Secretary Janet Napolitano
Department of Homeland Security
U.S. Department of Homeland Security
Washington, DC 20528

Dear Secretary Napolitano:

We write to ask you to take action to end the discriminatory policies inhibiting the resettlement of one of the most vulnerable displaced groups impacted by the war in Iraq: Palestinians from Iraq.

Unlike most other refugees from Iraq, the majority of these individuals have been denied entry by neighboring countries. They are currently stranded in three desert camps along the Syrian and Iraqi border. One group, over 850 individuals, is situated in the no-man’s-land between the Iraqi and Syrian checkpoints. For three years these families have endured extreme heat and cold, fires, flash floods, and dangerous truck traffic, which has killed many children. The UN High Commissioner for Refugees (UNHCR) has stated that third country resettlement is the only option for these refugees, as they cannot return to Iraq nor continue to live where they are currently located.

Many traditional and non-traditional resettlement countries have recognized the extraordinary humanitarian need for resettlement of this group of refugees and have agreed to resettle small numbers from the camps.
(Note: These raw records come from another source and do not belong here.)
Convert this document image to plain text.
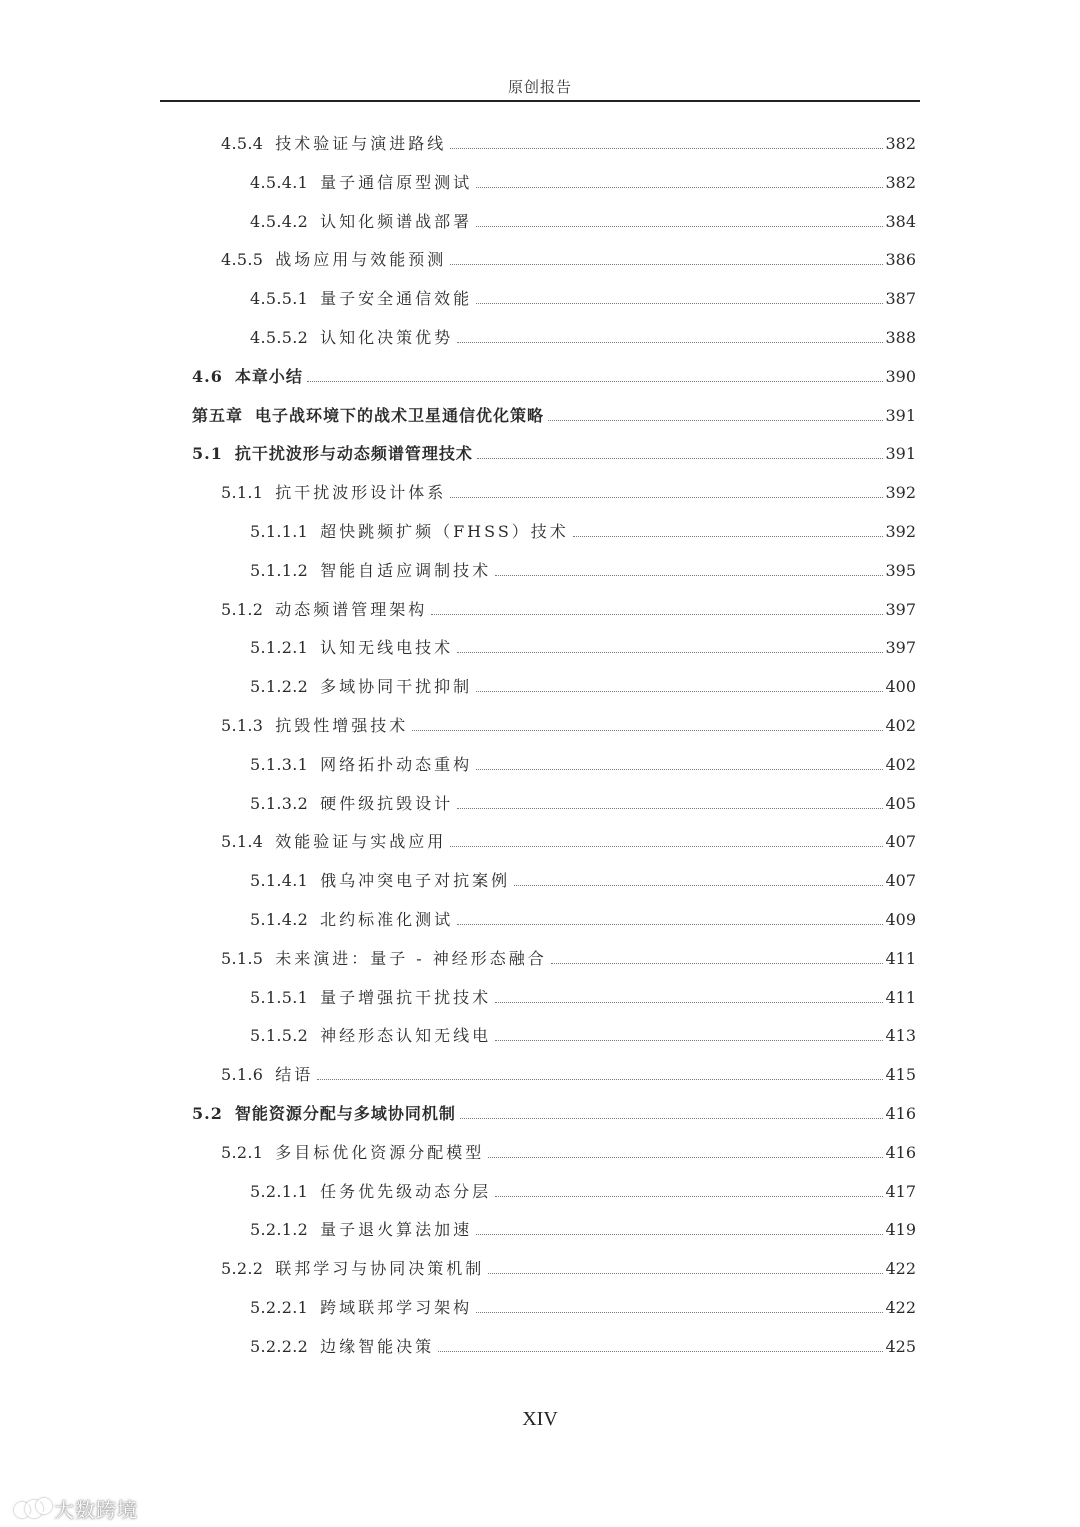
原创报告
4.5.4 技术验证与演进路线	382
4.5.4.1 量子通信原型测试	382
4.5.4.2 认知化频谱战部署	384
4.5.5 战场应用与效能预测	386
4.5.5.1 量子安全通信效能	387
4.5.5.2 认知化决策优势	388
4.6 本章小结	390
第五章 电子战环境下的战术卫星通信优化策略	391
5.1 抗干扰波形与动态频谱管理技术	391
5.1.1 抗干扰波形设计体系	392
5.1.1.1 超快跳频扩频（FHSS）技术	392
5.1.1.2 智能自适应调制技术	395
5.1.2 动态频谱管理架构	397
5.1.2.1 认知无线电技术	397
5.1.2.2 多域协同干扰抑制	400
5.1.3 抗毁性增强技术	402
5.1.3.1 网络拓扑动态重构	402
5.1.3.2 硬件级抗毁设计	405
5.1.4 效能验证与实战应用	407
5.1.4.1 俄乌冲突电子对抗案例	407
5.1.4.2 北约标准化测试	409
5.1.5 未来演进：量子 - 神经形态融合	411
5.1.5.1 量子增强抗干扰技术	411
5.1.5.2 神经形态认知无线电	413
5.1.6 结语	415
5.2 智能资源分配与多域协同机制	416
5.2.1 多目标优化资源分配模型	416
5.2.1.1 任务优先级动态分层	417
5.2.1.2 量子退火算法加速	419
5.2.2 联邦学习与协同决策机制	422
5.2.2.1 跨域联邦学习架构	422
5.2.2.2 边缘智能决策	425
XIV
大数跨境
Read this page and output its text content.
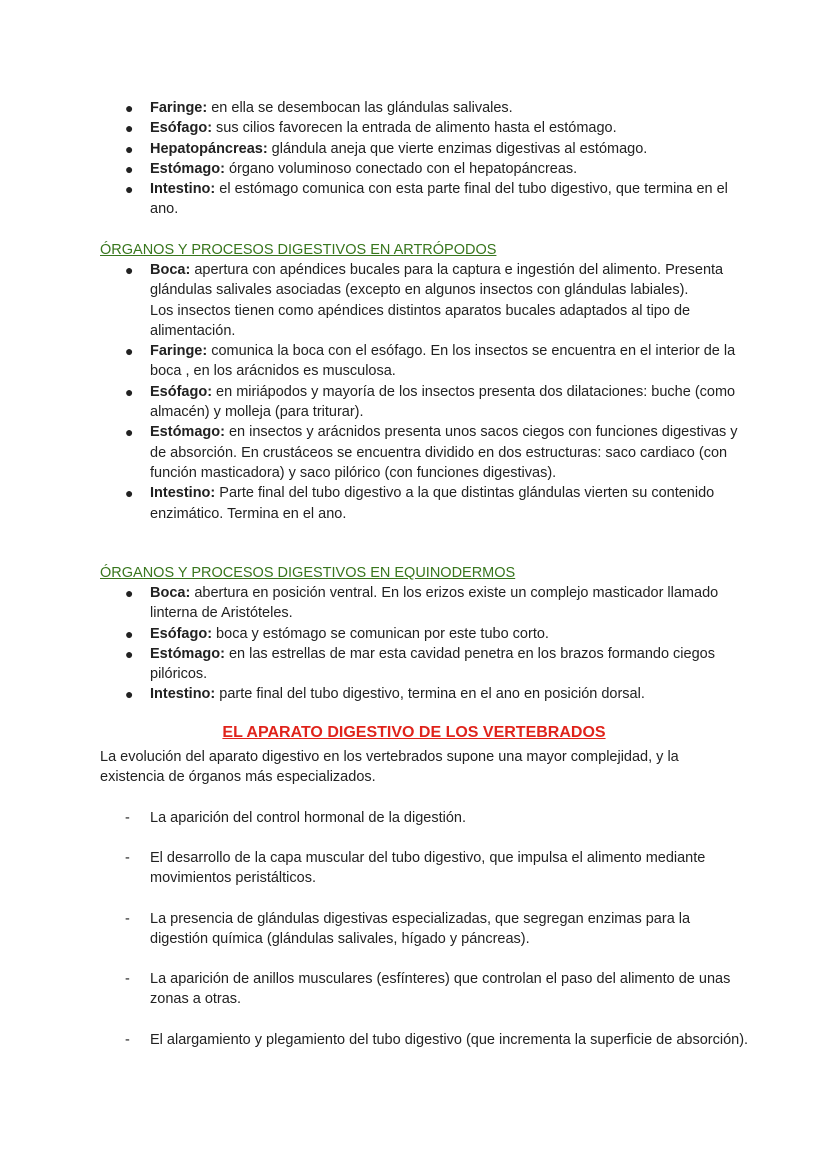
● Faringe: en ella se desembocan las glándulas salivales.
● Esófago: sus cilios favorecen la entrada de alimento hasta el estómago.
● Hepatopáncreas: glándula aneja que vierte enzimas digestivas al estómago.
● Estómago: órgano voluminoso conectado con el hepatopáncreas.
● Intestino: el estómago comunica con esta parte final del tubo digestivo, que termina en el ano.

ÓRGANOS Y PROCESOS DIGESTIVOS EN ARTRÓPODOS

● Boca: apertura con apéndices bucales para la captura e ingestión del alimento. Presenta glándulas salivales asociadas (excepto en algunos insectos con glándulas labiales).
Los insectos tienen como apéndices distintos aparatos bucales adaptados al tipo de alimentación.
● Faringe: comunica la boca con el esófago. En los insectos se encuentra en el interior de la boca , en los arácnidos es musculosa.
● Esófago: en miriápodos y mayoría de los insectos presenta dos dilataciones: buche (como almacén) y molleja (para triturar).
● Estómago: en insectos y arácnidos presenta unos sacos ciegos con funciones digestivas y de absorción. En crustáceos se encuentra dividido en dos estructuras: saco cardiaco (con función masticadora) y saco pilórico (con funciones digestivas).
● Intestino: Parte final del tubo digestivo a la que distintas glándulas vierten su contenido enzimático. Termina en el ano.

ÓRGANOS Y PROCESOS DIGESTIVOS EN EQUINODERMOS

● Boca: abertura en posición ventral. En los erizos existe un complejo masticador llamado linterna de Aristóteles.
● Esófago: boca y estómago se comunican por este tubo corto.
● Estómago: en las estrellas de mar esta cavidad penetra en los brazos formando ciegos pilóricos.
● Intestino: parte final del tubo digestivo, termina en el ano en posición dorsal.

EL APARATO DIGESTIVO DE LOS VERTEBRADOS

La evolución del aparato digestivo en los vertebrados supone una mayor complejidad, y la existencia de órganos más especializados.

- La aparición del control hormonal de la digestión.
- El desarrollo de la capa muscular del tubo digestivo, que impulsa el alimento mediante movimientos peristálticos.
- La presencia de glándulas digestivas especializadas, que segregan enzimas para la digestión química (glándulas salivales, hígado y páncreas).
- La aparición de anillos musculares (esfínteres) que controlan el paso del alimento de unas zonas a otras.
- El alargamiento y plegamiento del tubo digestivo (que incrementa la superficie de absorción).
These countries include Chile, Finland, Canada, Australia, Norway, Sweden, Switzerland, Iceland, the Netherlands, Denmark, the UK and France.

Under the Bush Administration, however, Secretary Chertoff subjected Palestinian and North Korean refugees to a discriminatory and unnecessary policy that required Department of Homeland Security concurrence before these refugees could be considered for referral to the U.S. refugee admissions program. Recognizing the need to refer cases to the U.S. program, DHS established two criteria that all Palestinian refugees from Baghdad must meet before any such case is referred and considered.

First, the person had to be born in Iraq or moved to Iraq prior to the establishment of the Saddam Hussein government. Second, in no capacity—be it as a teacher or janitor—could the applicant have worked under the Saddam Hussein government. These criteria have not been applied to any other of the over 20,000 Iraqi refugees admitted to the U.S. in the last two years.

Moreover, many of these Palestinians were forcibly displaced from Kuwait after the first 1991 Gulf War and were only able to find asylum in Baghdad after losing their jobs, homes, and work permits in Kuwait. Families that sought asylum in Baghdad in the early 1990s should not be arbitrarily denied access to the U.S. admissions program if they are determined to be bona fide refugees and have met all other criteria required for admission to the United States.

Finally, the requirement of DHS concurrence prior to the admission of any members of this group has led to significant processing delays and resulted in considerable harm to the applicants.

We urge you to reverse this unnecessary and discriminatory policy and allow Palestinians and North Koreans, like all refugees globally, to have equal access to the U.S. program should they be deemed in need of third country resettlement. These applicants would still be required to comply with the same processing procedures and pass the rigorous security reviews to which all refugees are subjected.

We are pleased that the United States has indicated its interest in considering Palestinian refugees from Baghdad stranded in the desert camps for resettlement. We urge that the discriminatory policy governing their referral be ended and that they be accorded equitable consideration under the United State’s established guidelines delineated in the worldwide processing priority system for refugees.